We gotta go back to naming names.

curiousaur,

You’re a fool if you think your own mind is any more than a large language model.

Kolanaki, (edited )
@Kolanaki@yiffit.net avatar

The only time I was agitated by it was with the George Carlin thing.

It pissed me off that it was done without permission. It annoyed me that “AI” also kinda looks like “AL” with a lowercase L and when next to another name, makes it read like AL CARLIN or AL GEORGE. And it divided me somewhat because I watched the damn special and it was mostly funny and did feel like Carlin’s style (though it certainly didn’t sound right and it had timing issues). So, like… It wasn’t shit in and of itself, but the nature of what it is and the fact it was done without permission or consent is concerning. Shame on Will Sasso for that. He could have just done his own impersonation and wrote his own jokes in the style of Carlin; it would have been a far better display of respect and appreciation than having an AI do it.
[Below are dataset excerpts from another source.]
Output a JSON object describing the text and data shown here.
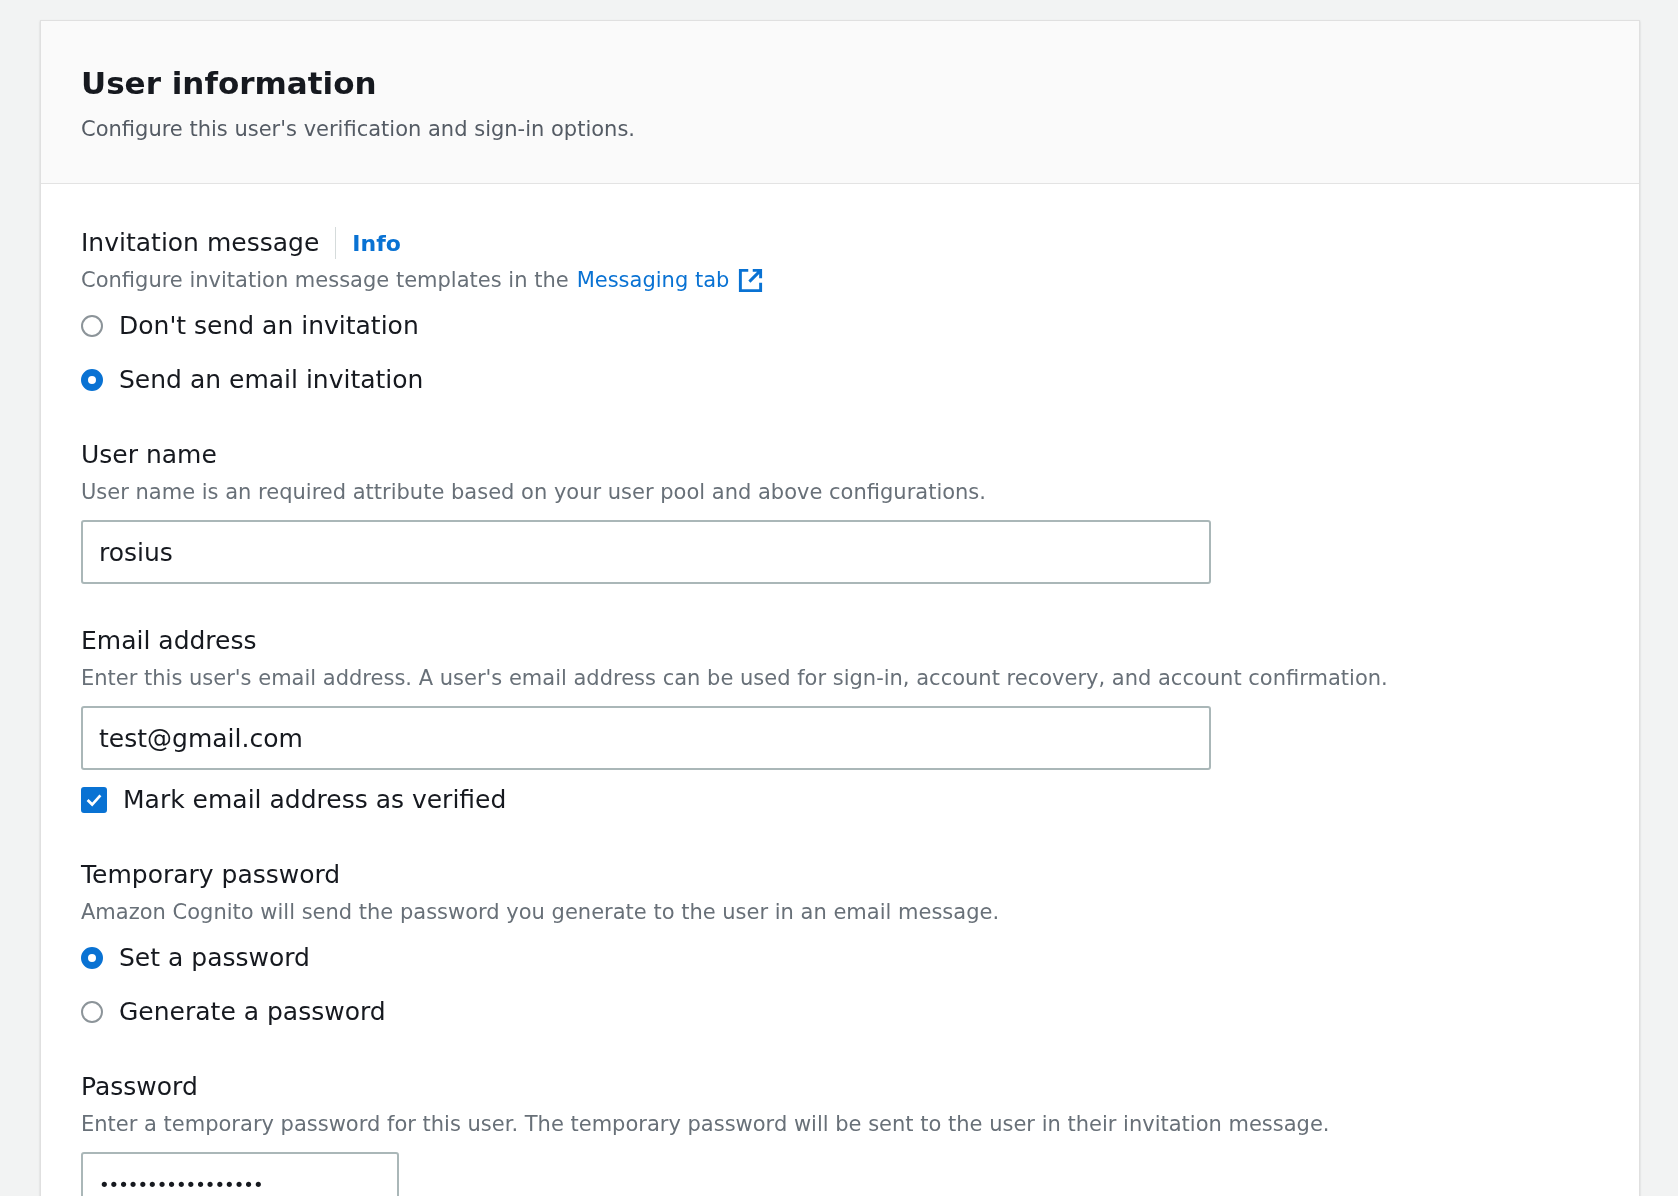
{
  "header": {
    "title": "User information",
    "description": "Configure this user's verification and sign-in options."
  },
  "invitation": {
    "label": "Invitation message",
    "info": "Info",
    "description": "Configure invitation message templates in the",
    "link": "Messaging tab",
    "options": [
      {
        "label": "Don't send an invitation",
        "selected": false
      },
      {
        "label": "Send an email invitation",
        "selected": true
      }
    ]
  },
  "user_name": {
    "label": "User name",
    "description": "User name is an required attribute based on your user pool and above configurations.",
    "value": "rosius"
  },
  "email": {
    "label": "Email address",
    "description": "Enter this user's email address. A user's email address can be used for sign-in, account recovery, and account confirmation.",
    "value": "test@gmail.com",
    "verified": {
      "label": "Mark email address as verified",
      "checked": true
    }
  },
  "temporary_password": {
    "label": "Temporary password",
    "description": "Amazon Cognito will send the password you generate to the user in an email message.",
    "options": [
      {
        "label": "Set a password",
        "selected": true
      },
      {
        "label": "Generate a password",
        "selected": false
      }
    ]
  },
  "password": {
    "label": "Password",
    "description": "Enter a temporary password for this user. The temporary password will be sent to the user in their invitation message.",
    "value": "•••••••••••••••••"
  }
}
I don’t think he’s a sick and disgusting person for this; even before it all blew up, it seemed more like a tribute to a comedian he adored. Just a poorly thought out way of doing one that may have some pretty hard consequences.

iarigby,

Despite the presentation as an AI creation, there was a good deal of evidence that the Dudesy podcast and the special itself were not actually written by an AI, as Ars laid out in detail this week. And in the wake of this lawsuit, a representative for Dudesy host Will Sasso admitted as much to The New York Times.

arstechnica.com/…/george-carlins-heirs-sue-comedy…

Kolanaki,
@Kolanaki@yiffit.net avatar

Just further evidence Sasso could have just done the impersonation himself and it would have been a fine tribute (and had better timing and delivery), but he used an AI to replicate his voice and mannerisms instead. Sure, I don’t think he could have done a great job of impersonating how Carlin sounds but the mannerisms and delivery would have been enough and something he should be pretty good at considering his time on MadTV where he did a lot of impersonation stuff (such as his Stephen Segal character).

Seudo, (edited )

We have to work out what intelligence is before we can develop AI. Sentient AI? Forget about it!

KeefChief13,

Get the new samsung blah blah with the new galaxy AI!!!. ENOUGH.

KpntAutismus,

wait for the next buzzword to come out, it’ll pass.

used gpt3 once, but haven’t had a use case for it since.

i’ll use an “”“AI”“” assistant when they are legitimately useful.

BeigeAgenda,
@BeigeAgenda@lemmy.ca avatar

It’s still good to start training one’s AI prompt muscles and to learn what a LLM can and can’t do.

OceanSoap,

My coworker just gave me this rant the other day about AI.

liwott,

@Rikj000

which do not think on their own,
but pass turing tests
(fool humans into thinking that they can think).

How do you know that?

BigTrout75,

LOL, ask anyone in IT marketing how they feel about AI.

dog_,

“AI” is the new “Innovate”, every time someone uses “innovate” in 2024, they’re just talking about how they’re stripping our rights away from things we owned.